Preiswertere Neubauten finden Interessierte im Kölner Umland.

Preiswertere Neubauten finden Interessierte im Kölner Umland. 

Die Angebote gingen 2017 zurück und der Preis stieg weiter. Bei Neubauten sogar um 20 Prozent auf 571.000 Euro. Der Medianpreis für ein Einfamilienhaus liegt bei 460.000 Euro, was einen Anstieg um fünf Prozent gegenüber dem Vorjahr bedeutet. Das größte Angebot finden Familien an den Stadträndern, besonders im Rechtsrheinischen.

Ob Marienburg, Müngersdorf, Lindenthal oder Junkersdorf – in den teuersten Stadtteilen Kölns sind die Preise erneut kräftig gestiegen. Hahnwald ist zwar rechnerisch im Preis günstiger geworden, das lag jedoch an den wenigen Neubauangeboten. Unter der Millionengrenze findet sich Bayenthal, ebenfalls erklärbar am mangelnden hochwertigen Angebot.

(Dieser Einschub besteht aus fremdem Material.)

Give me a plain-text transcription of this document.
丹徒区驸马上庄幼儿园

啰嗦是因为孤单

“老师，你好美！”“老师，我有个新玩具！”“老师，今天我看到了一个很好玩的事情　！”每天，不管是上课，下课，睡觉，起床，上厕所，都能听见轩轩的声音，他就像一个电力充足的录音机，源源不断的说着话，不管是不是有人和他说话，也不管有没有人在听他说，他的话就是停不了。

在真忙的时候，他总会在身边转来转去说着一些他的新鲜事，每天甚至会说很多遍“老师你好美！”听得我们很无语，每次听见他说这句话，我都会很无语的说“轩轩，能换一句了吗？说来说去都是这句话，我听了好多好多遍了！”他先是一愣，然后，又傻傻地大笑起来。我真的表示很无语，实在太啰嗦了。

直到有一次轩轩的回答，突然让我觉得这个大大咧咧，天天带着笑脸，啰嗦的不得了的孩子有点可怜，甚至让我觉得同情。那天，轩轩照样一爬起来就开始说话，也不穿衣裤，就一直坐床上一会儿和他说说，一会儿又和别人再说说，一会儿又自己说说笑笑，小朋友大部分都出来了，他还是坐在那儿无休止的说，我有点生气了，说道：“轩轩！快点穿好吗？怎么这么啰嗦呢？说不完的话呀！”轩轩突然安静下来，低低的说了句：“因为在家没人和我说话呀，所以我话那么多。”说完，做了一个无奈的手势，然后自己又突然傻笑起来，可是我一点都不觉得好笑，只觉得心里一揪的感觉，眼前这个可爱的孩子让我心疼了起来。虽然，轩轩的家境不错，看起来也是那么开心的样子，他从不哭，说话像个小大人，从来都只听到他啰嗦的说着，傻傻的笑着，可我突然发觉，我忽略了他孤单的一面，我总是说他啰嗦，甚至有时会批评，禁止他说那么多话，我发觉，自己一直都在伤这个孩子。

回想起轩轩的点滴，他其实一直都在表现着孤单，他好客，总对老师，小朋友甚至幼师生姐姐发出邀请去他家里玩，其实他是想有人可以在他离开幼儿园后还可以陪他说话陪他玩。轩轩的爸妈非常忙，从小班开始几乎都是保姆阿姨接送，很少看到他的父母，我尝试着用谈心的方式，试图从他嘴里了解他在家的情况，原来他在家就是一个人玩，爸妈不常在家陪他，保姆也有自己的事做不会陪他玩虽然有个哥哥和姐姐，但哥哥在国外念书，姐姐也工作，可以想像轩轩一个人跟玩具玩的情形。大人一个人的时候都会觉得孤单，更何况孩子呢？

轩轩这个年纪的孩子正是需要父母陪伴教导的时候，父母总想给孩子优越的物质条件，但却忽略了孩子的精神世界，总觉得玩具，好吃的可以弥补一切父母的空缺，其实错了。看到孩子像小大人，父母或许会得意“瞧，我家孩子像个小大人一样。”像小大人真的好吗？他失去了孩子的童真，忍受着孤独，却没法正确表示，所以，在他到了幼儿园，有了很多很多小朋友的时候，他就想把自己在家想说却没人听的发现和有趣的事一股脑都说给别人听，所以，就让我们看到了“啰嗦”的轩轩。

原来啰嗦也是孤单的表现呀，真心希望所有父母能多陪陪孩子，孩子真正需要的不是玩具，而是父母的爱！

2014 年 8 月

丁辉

Preisgünstige Einfamilienhäuser liegen im rechtsrheinischen Köln, im linksrheinischen Norden rund um Chorweiler und im Süden der Stadt in Meschenich, Godorf sowie Immendorf. Dabei handelt es sich aber meist um Bestandshäuser mit einem Median von 300.000 bis 400.000 Euro. Preiswertere Neubauten gab es 2017 im Umland. Je größer die Entfernung nach Köln, desto geringer der Preis. Am günstigsten war es in Kerpen mit 279.000 Euro, Bergheim mit 267.000 Euro und Erftstadt mit 285.000 Euro.